Something I’ve never understood about those who would put accountability and high standards — which usually translates to a standardized experience for kids — as their first virtues in our schools is that there are, in every school, those students we love for whom the normal school or classroom experience does not work. For urban educators, this often manifests as the student who lives a life that most teachers can’t imagine.
I’ve taught those kids who couldn’t understand how cosine and sine could help them dodge the streets… the kids who couldn’t see how learning about the Reformation would help them figure out where they were sleeping… What was failing my class because they couldn’t see how The Great Gatsby was relevant to their life going to do. (For the record, the Great Gatsby is relevant to their life. A few years ago, we wrote a modern version of it, with an upstart rapper trying to crack high society. We read a lot about Puffy as preparation, but I digress…)

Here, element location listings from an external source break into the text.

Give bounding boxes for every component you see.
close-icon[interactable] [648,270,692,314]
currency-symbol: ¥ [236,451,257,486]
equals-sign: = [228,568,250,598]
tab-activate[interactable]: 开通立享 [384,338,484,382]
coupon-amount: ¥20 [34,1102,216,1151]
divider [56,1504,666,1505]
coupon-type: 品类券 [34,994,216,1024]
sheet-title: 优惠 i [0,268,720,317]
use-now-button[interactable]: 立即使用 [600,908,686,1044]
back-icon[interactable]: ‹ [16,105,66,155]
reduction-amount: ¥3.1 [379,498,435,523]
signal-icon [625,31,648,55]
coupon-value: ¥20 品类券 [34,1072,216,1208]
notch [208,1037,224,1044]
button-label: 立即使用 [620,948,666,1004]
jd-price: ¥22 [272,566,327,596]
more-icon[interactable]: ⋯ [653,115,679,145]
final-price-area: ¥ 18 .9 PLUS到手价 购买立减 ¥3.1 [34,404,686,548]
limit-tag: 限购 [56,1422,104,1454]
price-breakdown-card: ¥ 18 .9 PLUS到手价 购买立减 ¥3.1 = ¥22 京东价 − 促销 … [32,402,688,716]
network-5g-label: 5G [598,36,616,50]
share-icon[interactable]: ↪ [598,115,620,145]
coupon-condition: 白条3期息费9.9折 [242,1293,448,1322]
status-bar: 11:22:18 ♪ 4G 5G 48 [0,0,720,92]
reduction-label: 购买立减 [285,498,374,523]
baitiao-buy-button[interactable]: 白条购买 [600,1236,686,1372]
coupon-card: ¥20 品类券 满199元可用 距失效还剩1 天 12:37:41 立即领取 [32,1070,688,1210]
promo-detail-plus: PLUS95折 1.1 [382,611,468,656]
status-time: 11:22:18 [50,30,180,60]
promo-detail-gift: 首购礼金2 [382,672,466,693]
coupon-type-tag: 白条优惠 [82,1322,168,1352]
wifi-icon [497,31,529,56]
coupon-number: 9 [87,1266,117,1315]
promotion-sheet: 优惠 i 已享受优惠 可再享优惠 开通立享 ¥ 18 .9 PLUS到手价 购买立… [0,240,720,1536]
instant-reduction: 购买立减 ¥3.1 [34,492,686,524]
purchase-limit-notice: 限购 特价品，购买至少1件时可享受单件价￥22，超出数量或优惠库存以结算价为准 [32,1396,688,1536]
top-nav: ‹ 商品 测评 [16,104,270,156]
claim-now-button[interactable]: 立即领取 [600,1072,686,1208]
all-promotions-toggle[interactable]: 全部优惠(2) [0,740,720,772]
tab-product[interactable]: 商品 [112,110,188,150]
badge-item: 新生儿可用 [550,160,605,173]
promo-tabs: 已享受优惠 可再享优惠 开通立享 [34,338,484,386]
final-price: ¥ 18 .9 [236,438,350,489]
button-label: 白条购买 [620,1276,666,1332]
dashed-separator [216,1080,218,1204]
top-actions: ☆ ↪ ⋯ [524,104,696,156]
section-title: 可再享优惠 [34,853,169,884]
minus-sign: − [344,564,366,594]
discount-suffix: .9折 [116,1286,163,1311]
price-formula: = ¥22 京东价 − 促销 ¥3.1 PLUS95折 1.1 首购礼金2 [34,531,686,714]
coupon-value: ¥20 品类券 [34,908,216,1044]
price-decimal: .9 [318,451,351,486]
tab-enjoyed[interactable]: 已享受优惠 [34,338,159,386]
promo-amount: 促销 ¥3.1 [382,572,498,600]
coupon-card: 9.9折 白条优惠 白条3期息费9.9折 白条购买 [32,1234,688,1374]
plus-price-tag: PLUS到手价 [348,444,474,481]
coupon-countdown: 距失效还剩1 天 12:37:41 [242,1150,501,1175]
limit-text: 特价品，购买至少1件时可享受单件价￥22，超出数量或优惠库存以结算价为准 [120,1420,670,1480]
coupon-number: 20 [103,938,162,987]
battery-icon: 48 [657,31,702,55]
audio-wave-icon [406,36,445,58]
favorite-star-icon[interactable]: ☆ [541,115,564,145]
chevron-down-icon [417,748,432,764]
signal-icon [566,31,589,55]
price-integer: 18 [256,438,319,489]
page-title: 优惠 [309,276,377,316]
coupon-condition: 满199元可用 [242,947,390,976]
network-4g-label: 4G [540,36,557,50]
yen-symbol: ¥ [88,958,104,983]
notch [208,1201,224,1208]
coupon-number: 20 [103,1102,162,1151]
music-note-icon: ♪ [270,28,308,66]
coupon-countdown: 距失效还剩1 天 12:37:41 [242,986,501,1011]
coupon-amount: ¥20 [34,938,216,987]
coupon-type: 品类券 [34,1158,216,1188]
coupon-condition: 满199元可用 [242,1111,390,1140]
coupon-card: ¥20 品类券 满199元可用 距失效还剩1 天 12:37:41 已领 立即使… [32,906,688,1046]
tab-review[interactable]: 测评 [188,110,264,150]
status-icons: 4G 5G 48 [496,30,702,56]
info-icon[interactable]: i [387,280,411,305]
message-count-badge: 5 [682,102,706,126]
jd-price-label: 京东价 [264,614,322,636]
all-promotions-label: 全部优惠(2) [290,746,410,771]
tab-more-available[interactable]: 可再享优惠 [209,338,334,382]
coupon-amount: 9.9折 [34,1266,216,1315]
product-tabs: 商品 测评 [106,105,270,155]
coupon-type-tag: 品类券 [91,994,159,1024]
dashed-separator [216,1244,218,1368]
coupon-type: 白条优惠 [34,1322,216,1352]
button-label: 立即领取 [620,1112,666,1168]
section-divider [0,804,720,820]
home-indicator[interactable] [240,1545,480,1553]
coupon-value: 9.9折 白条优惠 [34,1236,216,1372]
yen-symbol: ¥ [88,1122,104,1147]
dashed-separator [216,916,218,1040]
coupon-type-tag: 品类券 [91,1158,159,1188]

So for those kids… how do we serve them? How do we best serve them? Yes, I think we have to ask a lot from all kids. Yes, I think we have to recognize our limitations and know that we cannot individualize curriculum for every single child given our teaching loads.
However, every year, we run into those kids who we know that if we only found a way inside… found a way to make school and curriculum relevant to how to survive the unspeakably difficult lives they go home to after they leave our walls, then somehow we could make their lives better.
The ethic of care suggests that we must take that step with them… and yes, we must then hold them accountable for their behavior and their work, but what wouldn’t we do for them?
For those kids who show up every day, but can’t seem to find the way to overcome their own lives to do the work of our classes, doesn’t our moral obligation require us to see the limits in our units, in our structure, in ourselves, so that we can change what we do to help those kids who want it?
For some reason, as I thought about this blog entry, I kept thinking of the part of the Passover Seder that deals with The Four Sons. The four sons are the wise son, the contrary son, the simple son and the son who does not know how to — or cannot — ask the question. I think our schools know how to deal with the first three sons. I don’t think we know how to deal with the fourth.
For those students who cannot ask the question… for whom the entire game of school seems like a maze where success is both not fathomable and also difficult to understand the benefits… I think we have an obligation to find a way to take them by the hand and help them find success. I don’t worry that our other students will be angry that we "make exceptions" or that they will think it is not "fair" that some students pursue a different curriculum to be able to pass. I think the ethic of care suggests that there are times when we know that what we do for 99% of our students does not work for the last 1% of our kids, no matter what we do.
When we realize that, don’t we have an obligation to find what will work for that student? Don’t we have to hold the value of the life of that student above the value we place on our lesson plans? I think we do.